Мне кажется совершенно бессмысленным на первой сессии выставлять множество правил поведения, чтобы создать так называемый договор, или контракт. Пациент страдает от чрезмерного стресса и невротических нарушений и приходит к аналитику с обычными проективными тревогами, поэтому он еще далек от того, чтобы суметь принять эти правила и понять необходимость стоящей за ними динамики. Тем не менее, мы обязаны прийти к некоторому соглашению с пациентом, и поэтому разумнее обсудить его здесь с точки зрения аналитической психологии.
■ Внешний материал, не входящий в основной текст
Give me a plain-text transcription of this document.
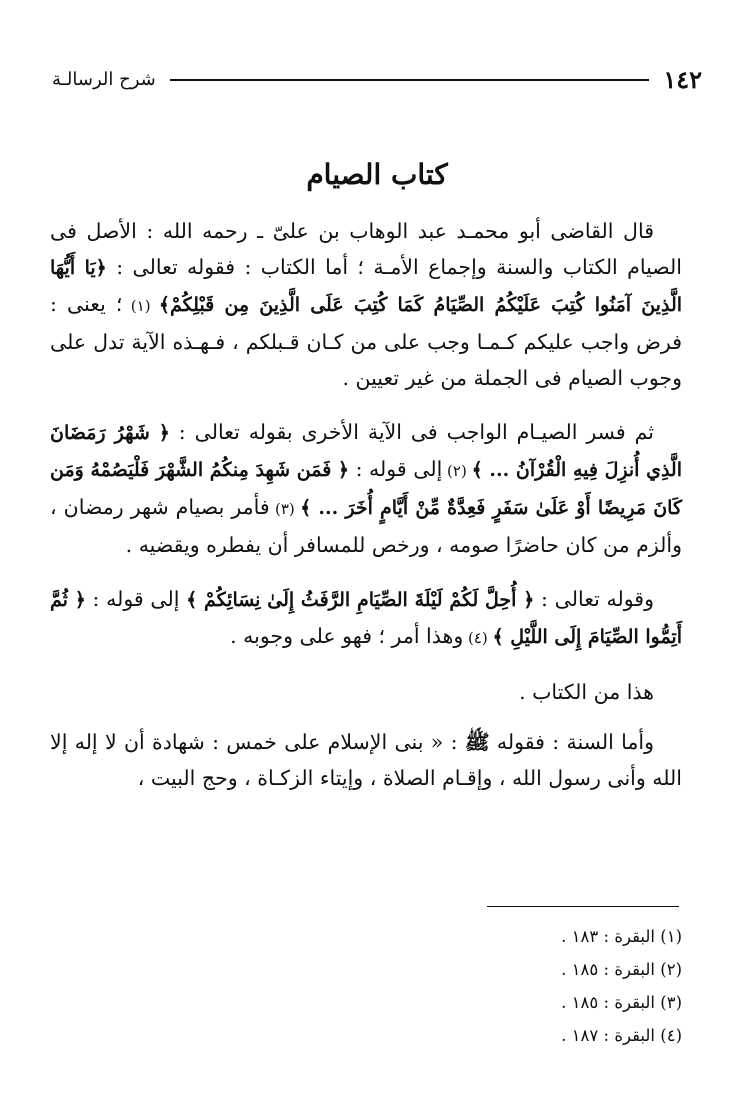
١٤٢
شرح الرسالـة
كتاب الصيام

قال القاضى أبو محمـد عبد الوهاب بن علىّ ـ رحمه الله : الأصل فى الصيام الكتاب والسنة وإجماع الأمـة ؛ أما الكتاب : فقوله تعالى : ﴿يَا أَيُّهَا الَّذِينَ آمَنُوا كُتِبَ عَلَيْكُمُ الصِّيَامُ كَمَا كُتِبَ عَلَى الَّذِينَ مِن قَبْلِكُمْ﴾ (١) ؛ يعنى : فرض واجب عليكم كـمـا وجب على من كـان قـبلكم ، فـهـذه الآية تدل على وجوب الصيام فى الجملة من غير تعيين .

ثم فسر الصيـام الواجب فى الآية الأخرى بقوله تعالى : ﴿ شَهْرُ رَمَضَانَ الَّذِي أُنزِلَ فِيهِ الْقُرْآنُ ... ﴾ (٢) إلى قوله : ﴿ فَمَن شَهِدَ مِنكُمُ الشَّهْرَ فَلْيَصُمْهُ وَمَن كَانَ مَرِيضًا أَوْ عَلَىٰ سَفَرٍ فَعِدَّةٌ مِّنْ أَيَّامٍ أُخَرَ ... ﴾ (٣) فأمر بصيام شهر رمضان ، وألزم من كان حاضرًا صومه ، ورخص للمسافر أن يفطره ويقضيه .

وقوله تعالى : ﴿ أُحِلَّ لَكُمْ لَيْلَةَ الصِّيَامِ الرَّفَثُ إِلَىٰ نِسَائِكُمْ ﴾ إلى قوله : ﴿ ثُمَّ أَتِمُّوا الصِّيَامَ إِلَى اللَّيْلِ ﴾ (٤) وهذا أمر ؛ فهو على وجوبه .

هذا من الكتاب .

وأما السنة : فقوله ﷺ : « بنى الإسلام على خمس : شهادة أن لا إله إلا الله وأنى رسول الله ، وإقـام الصلاة ، وإيتاء الزكـاة ، وحج البيت ،

(١) البقرة : ١٨٣ .
(٢) البقرة : ١٨٥ .
(٣) البقرة : ١٨٥ .
(٤) البقرة : ١٨٧ .
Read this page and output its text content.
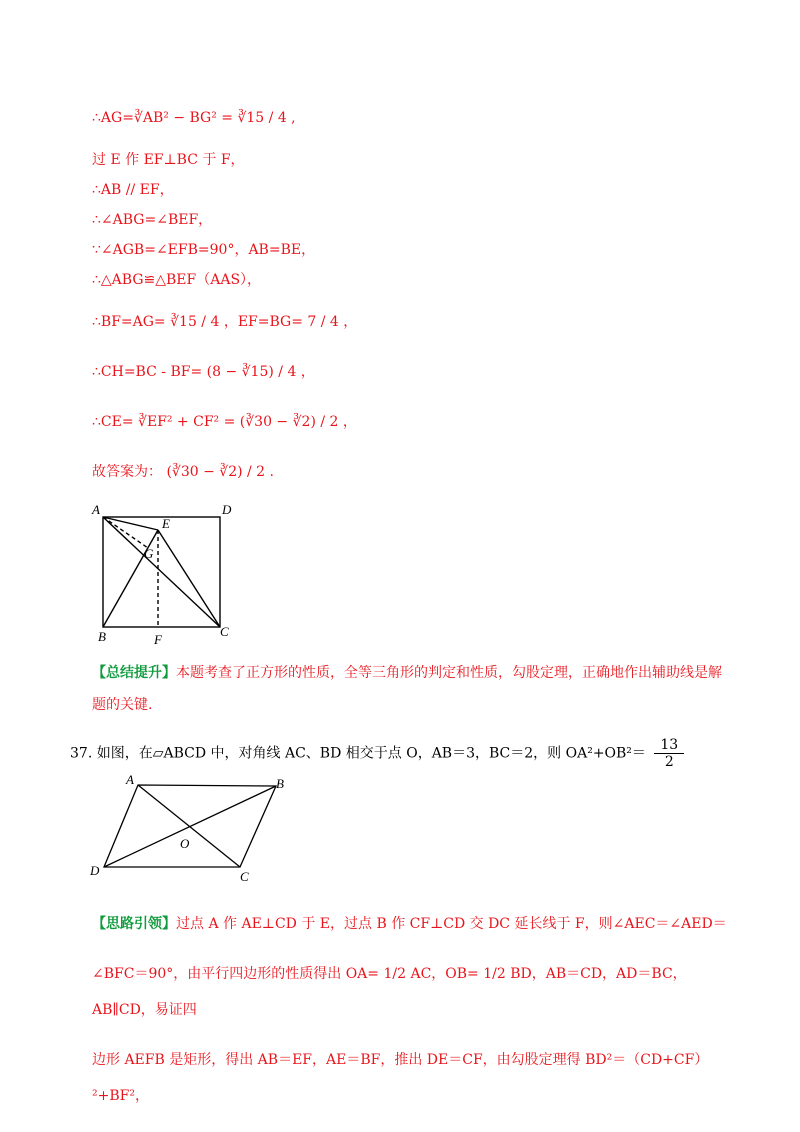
∴AG=∛AB² − BG² = ∛15 / 4 ,
过 E 作 EF⊥BC 于 F，
∴AB // EF，
∴∠ABG=∠BEF，
∵∠AGB=∠EFB=90°，AB=BE，
∴△ABG≌△BEF（AAS），
∴BF=AG= ∛15 / 4 ，EF=BG= 7 / 4 ，
∴CH=BC - BF= (8 − ∛15) / 4 ，
∴CE= ∛EF² + CF² = (∛30 − ∛2) / 2 ，
故答案为： (∛30 − ∛2) / 2 .
A	D
E
G
B	F
C
【总结提升】本题考查了正方形的性质，全等三角形的判定和性质，勾股定理，正确地作出辅助线是解
题的关键.
37. 如图，在▱ABCD 中，对角线 AC、BD 相交于点 O，AB＝3，BC＝2，则 $OA^2+OB^2= \frac{13}{2}$
A	B
O
D	C
【思路引领】过点 A 作 AE⊥CD 于 E，过点 B 作 CF⊥CD 交 DC 延长线于 F，则∠AEC＝∠AED＝
∠BFC＝90°，由平行四边形的性质得出 OA= 1/2 AC，OB= 1/2 BD，AB＝CD，AD＝BC，AB∥CD，易证四
边形 AEFB 是矩形，得出 AB＝EF，AE＝BF，推出 DE＝CF，由勾股定理得 BD²＝（CD+CF）²+BF²，
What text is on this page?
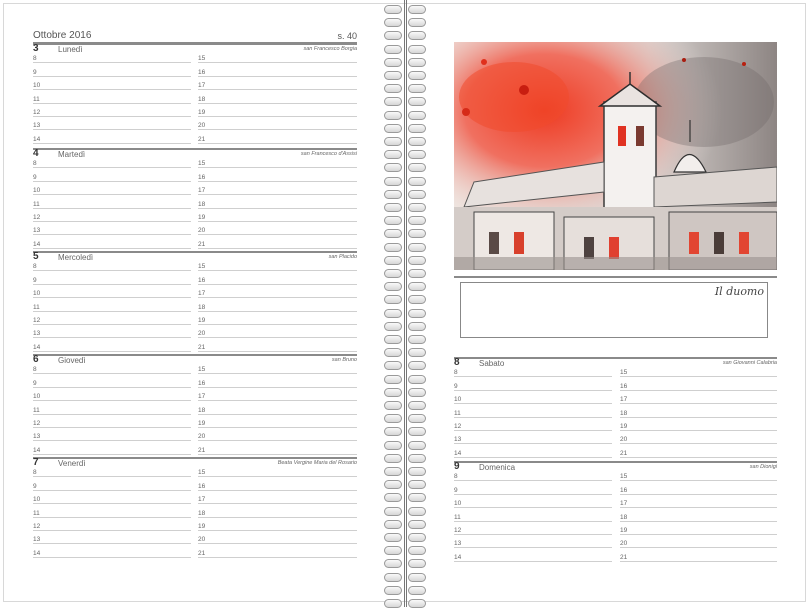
Ottobre 2016	s. 40
3 Lunedì	san Francesco Borgia
8	15
9	16
10	17
11	18
12	19
13	20
14	21
4 Martedì	san Francesco d'Assisi
8	15
9	16
10	17
11	18
12	19
13	20
14	21
5 Mercoledì	san Placido
8	15
9	16
10	17
11	18
12	19
13	20
14	21
6 Giovedì	san Bruno
8	15
9	16
10	17
11	18
12	19
13	20
14	21
7 Venerdì	Beata Vergine Maria del Rosario
8	15
9	16
10	17
11	18
12	19
13	20
14	21
Il duomo
8 Sabato	san Giovanni Calabria
8	15
9	16
10	17
11	18
12	19
13	20
14	21
9 Domenica	san Dionigi
8	15
9	16
10	17
11	18
12	19
13	20
14	21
Относительно продолжительности сессий существует общий международный аналитический стандарт, в соответствии с которым аналитик устанавливает время сессии между сорока пятью и шестьюдесятью минутами, обычно — пятьдесят минут. Это связано с чисто практическими соображениями, так как не рекомендуется, чтобы пациенты приходили сразу один за другим. Лучше отвести короткую паузу в десять-пятнадцать минут для размышлений между сессиями. Поскольку многие аналитики не делают пометок в течение сессии, они бегло набрасывают ключевые слова сразу после ее окончания (что весьма рекомендуется), чтобы не выпустить связь между отдельными сессиями. Короткий перерыв между сессиями служит для этой цели.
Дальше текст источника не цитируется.